A dispute panel in the WTO ruled that these export subsidy programmes provided by the Indian government violated provisions of the trade body’s norms. India is likely to appeal the ruling, officials said.
“The dispute panel rejected India’s claim that it was exempted from the prohibition on export subsidies under the special and differential treatment provisions of the WTO’s Agreement on Subsidies and Countervailing Measures (SCM),” the panel said in its ruling.
The other affected schemes are: Merchandise Exports from India Scheme (MEIS), Export Oriented Units Scheme and sector specific schemes, including Electronics Hardware Technology Parks Scheme and Bio-Technology Parks Scheme; Export Promotion Capital Goods Scheme; and Duty-Free Imports for Exporters Scheme.
Last year, the US challenged India’s export programmes at the WTO, claiming they harmed American workers.

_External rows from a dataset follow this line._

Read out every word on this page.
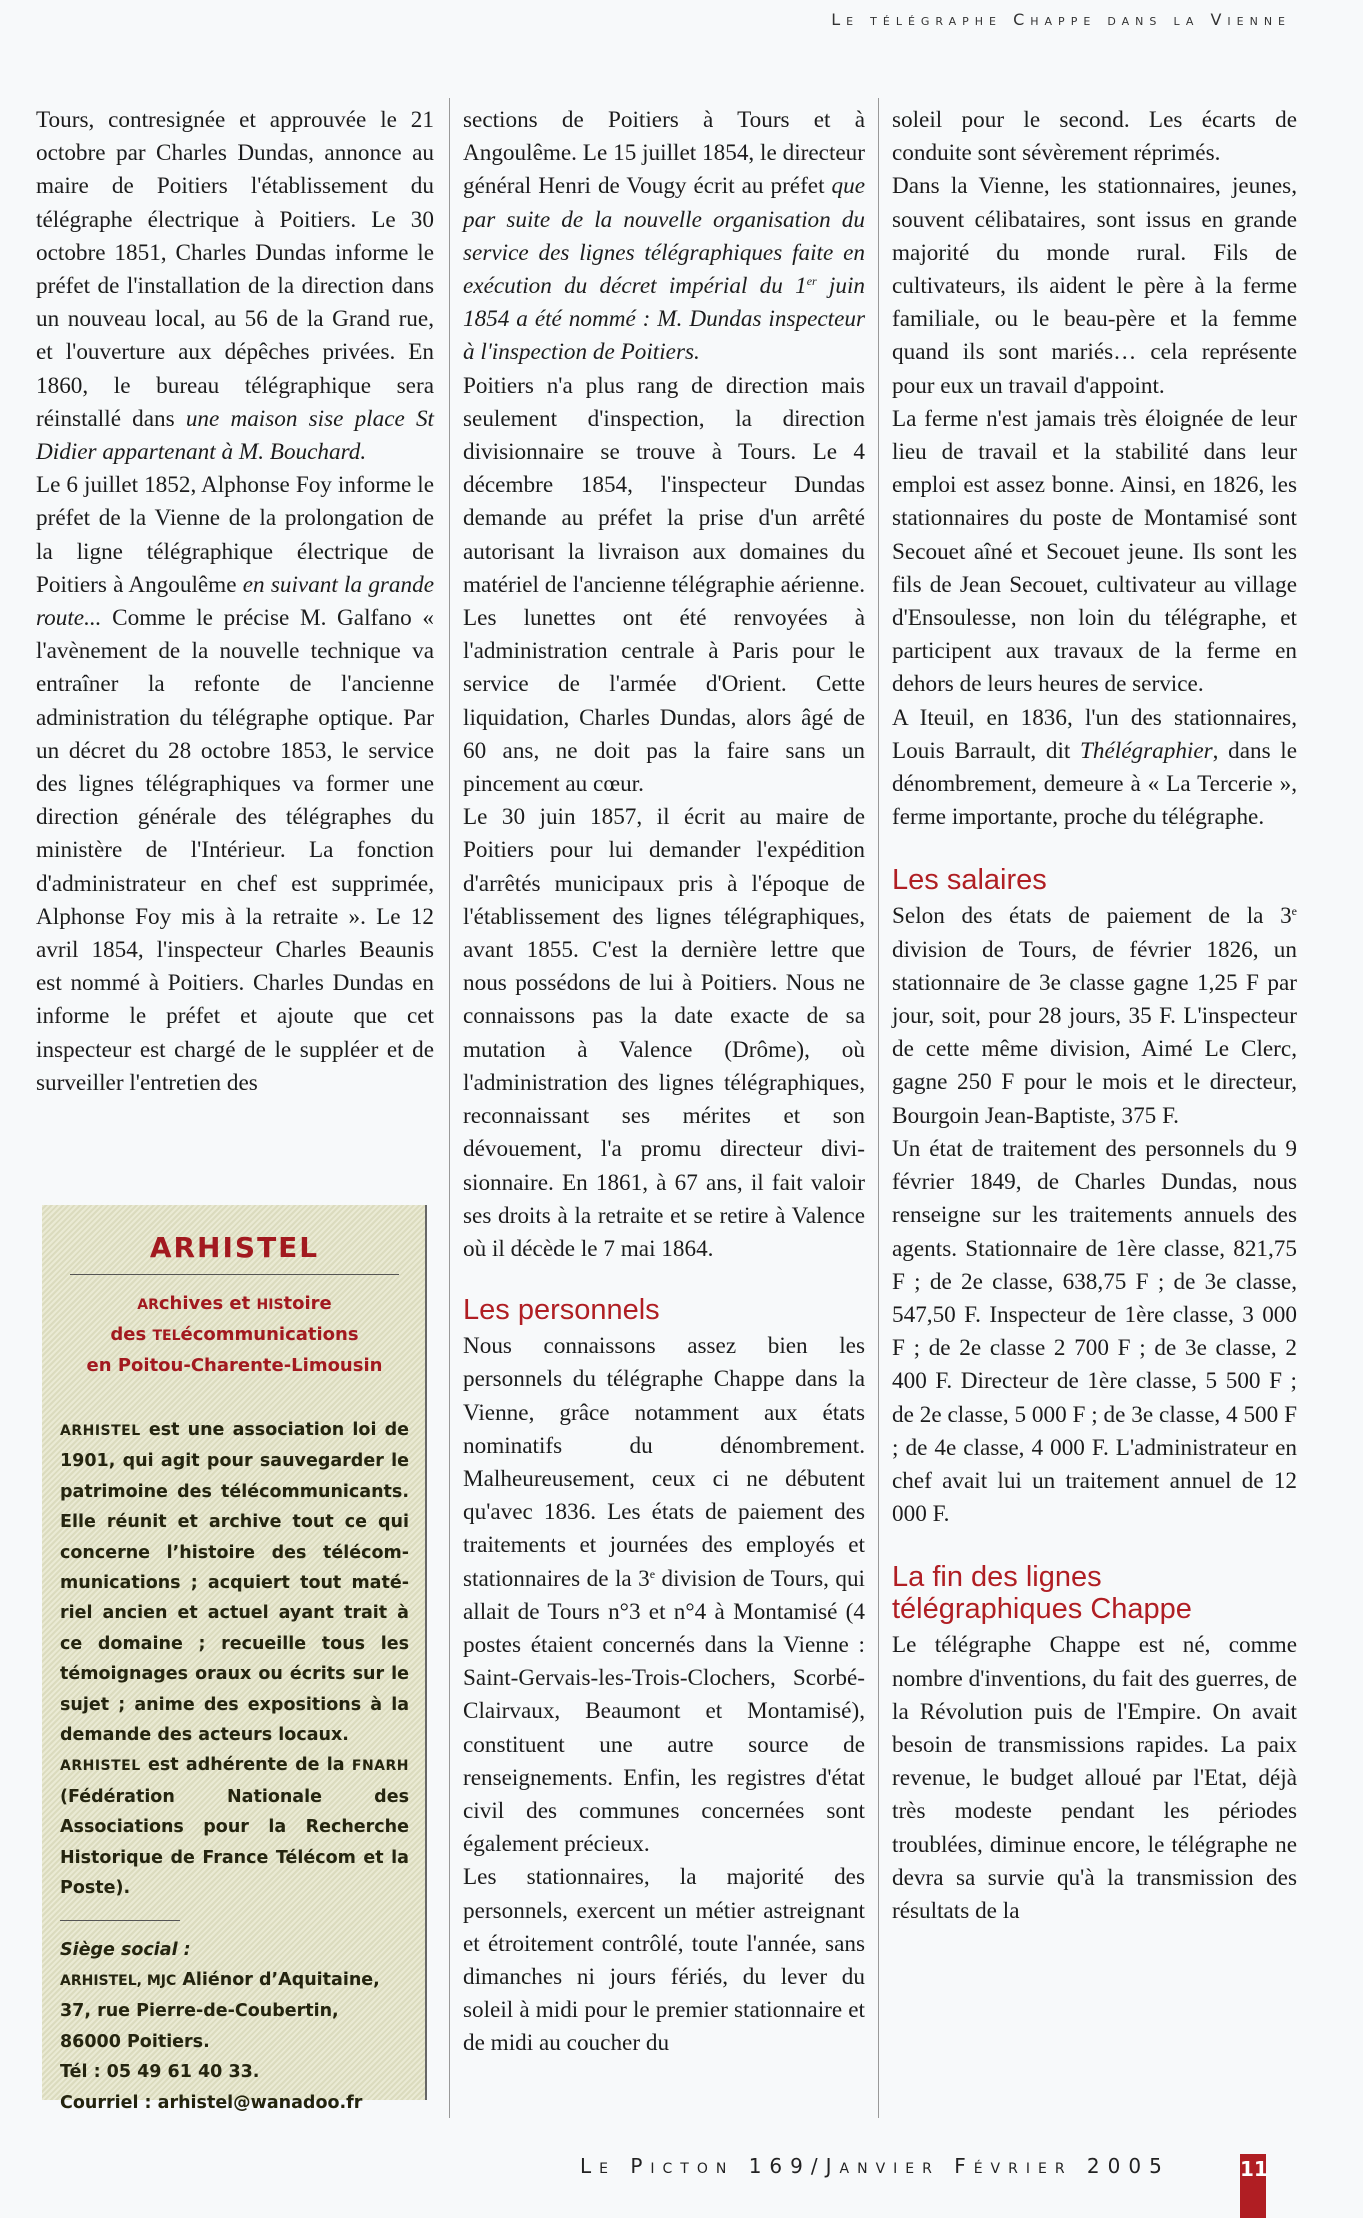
Le télégraphe Chappe dans la Vienne

Tours, contresignée et approuvée le 21 octobre par Charles Dundas, annonce au maire de Poitiers l'établissement du télégraphe électrique à Poitiers. Le 30 octobre 1851, Charles Dundas informe le préfet de l'installation de la direction dans un nouveau local, au 56 de la Grand rue, et l'ouverture aux dépêches privées. En 1860, le bureau télégraphique sera réinstallé dans une maison sise place St Didier appartenant à M. Bouchard.

Le 6 juillet 1852, Alphonse Foy informe le préfet de la Vienne de la prolongation de la ligne télégraphique électrique de Poitiers à Angoulême en suivant la grande route... Comme le précise M. Galfano « l'avènement de la nouvelle technique va entraîner la refonte de l'ancienne administration du télégraphe optique. Par un décret du 28 octobre 1853, le service des lignes télégraphiques va former une direction générale des télégraphes du ministère de l'Intérieur. La fonction d'administrateur en chef est supprimée, Alphonse Foy mis à la retraite ». Le 12 avril 1854, l'inspecteur Charles Beaunis est nommé à Poitiers. Charles Dundas en informe le préfet et ajoute que cet inspecteur est chargé de le suppléer et de surveiller l'entretien des

ARHISTEL
ARchives et HIStoire
des TELécommunications
en Poitou-Charente-Limousin

ARHISTEL est une association loi de 1901, qui agit pour sauvegarder le patrimoine des télécommunicants. Elle réunit et archive tout ce qui concerne l’histoire des télécommunications ; acquiert tout matériel ancien et actuel ayant trait à ce domaine ; recueille tous les témoignages oraux ou écrits sur le sujet ; anime des expositions à la demande des acteurs locaux.

ARHISTEL est adhérente de la FNARH (Fédération Nationale des Associations pour la Recherche Historique de France Télécom et la Poste).

Siège social :
ARHISTEL, MJC Aliénor d’Aquitaine,
37, rue Pierre-de-Coubertin,
86000 Poitiers.
Tél : 05 49 61 40 33.
Courriel : arhistel@wanadoo.fr

sections de Poitiers à Tours et à Angoulême. Le 15 juillet 1854, le directeur général Henri de Vougy écrit au préfet que par suite de la nouvelle organisation du service des lignes télégraphiques faite en exécution du décret impérial du 1er juin 1854 a été nommé : M. Dundas inspecteur à l'inspection de Poitiers.

Poitiers n'a plus rang de direction mais seulement d'inspection, la direction divisionnaire se trouve à Tours. Le 4 décembre 1854, l'inspecteur Dundas demande au préfet la prise d'un arrêté autorisant la livraison aux domaines du matériel de l'ancienne télégraphie aérienne. Les lunettes ont été renvoyées à l'administration centrale à Paris pour le service de l'armée d'Orient. Cette liquidation, Charles Dundas, alors âgé de 60 ans, ne doit pas la faire sans un pincement au cœur.

Le 30 juin 1857, il écrit au maire de Poitiers pour lui demander l'expédition d'arrêtés municipaux pris à l'époque de l'établissement des lignes télégraphiques, avant 1855. C'est la dernière lettre que nous possédons de lui à Poitiers. Nous ne connaissons pas la date exacte de sa mutation à Valence (Drôme), où l'administration des lignes télégraphiques, reconnaissant ses mérites et son dévouement, l'a promu directeur divisionnaire. En 1861, à 67 ans, il fait valoir ses droits à la retraite et se retire à Valence où il décède le 7 mai 1864.

Les personnels

Nous connaissons assez bien les personnels du télégraphe Chappe dans la Vienne, grâce notamment aux états nominatifs du dénombrement. Malheureusement, ceux ci ne débutent qu'avec 1836. Les états de paiement des traitements et journées des employés et stationnaires de la 3e division de Tours, qui allait de Tours n°3 et n°4 à Montamisé (4 postes étaient concernés dans la Vienne : Saint-Gervais-les-Trois-Clochers, Scorbé-Clairvaux, Beaumont et Montamisé), constituent une autre source de renseignements. Enfin, les registres d'état civil des communes concernées sont également précieux.

Les stationnaires, la majorité des personnels, exercent un métier astreignant et étroitement contrôlé, toute l'année, sans dimanches ni jours fériés, du lever du soleil à midi pour le premier stationnaire et de midi au coucher du

soleil pour le second. Les écarts de conduite sont sévèrement réprimés.

Dans la Vienne, les stationnaires, jeunes, souvent célibataires, sont issus en grande majorité du monde rural. Fils de cultivateurs, ils aident le père à la ferme familiale, ou le beau-père et la femme quand ils sont mariés… cela représente pour eux un travail d'appoint.

La ferme n'est jamais très éloignée de leur lieu de travail et la stabilité dans leur emploi est assez bonne. Ainsi, en 1826, les stationnaires du poste de Montamisé sont Secouet aîné et Secouet jeune. Ils sont les fils de Jean Secouet, cultivateur au village d'Ensoulesse, non loin du télégraphe, et participent aux travaux de la ferme en dehors de leurs heures de service.

A Iteuil, en 1836, l'un des stationnaires, Louis Barrault, dit Thélégraphier, dans le dénombrement, demeure à « La Tercerie », ferme importante, proche du télégraphe.

Les salaires

Selon des états de paiement de la 3e division de Tours, de février 1826, un stationnaire de 3e classe gagne 1,25 F par jour, soit, pour 28 jours, 35 F. L'inspecteur de cette même division, Aimé Le Clerc, gagne 250 F pour le mois et le directeur, Bourgoin Jean-Baptiste, 375 F.

Un état de traitement des personnels du 9 février 1849, de Charles Dundas, nous renseigne sur les traitements annuels des agents. Stationnaire de 1ère classe, 821,75 F ; de 2e classe, 638,75 F ; de 3e classe, 547,50 F. Inspecteur de 1ère classe, 3 000 F ; de 2e classe 2 700 F ; de 3e classe, 2 400 F. Directeur de 1ère classe, 5 500 F ; de 2e classe, 5 000 F ; de 3e classe, 4 500 F ; de 4e classe, 4 000 F. L'administrateur en chef avait lui un traitement annuel de 12 000 F.

La fin des lignes télégraphiques Chappe

Le télégraphe Chappe est né, comme nombre d'inventions, du fait des guerres, de la Révolution puis de l'Empire. On avait besoin de transmissions rapides. La paix revenue, le budget alloué par l'Etat, déjà très modeste pendant les périodes troublées, diminue encore, le télégraphe ne devra sa survie qu'à la transmission des résultats de la

Le Picton 169/Janvier Février 2005	11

It cited the agreement that envisages the eventual phasing out of export subsidies.
The agreement provides a period of eight years for graduating countries (least developed and developing) that cross per capita gross national income of $1,000, at 1990 exchange rates, to phase out export subsidies. However, such states need to stop all export incentives if their per capita gross national income crosses $1,000 for three consecutive years.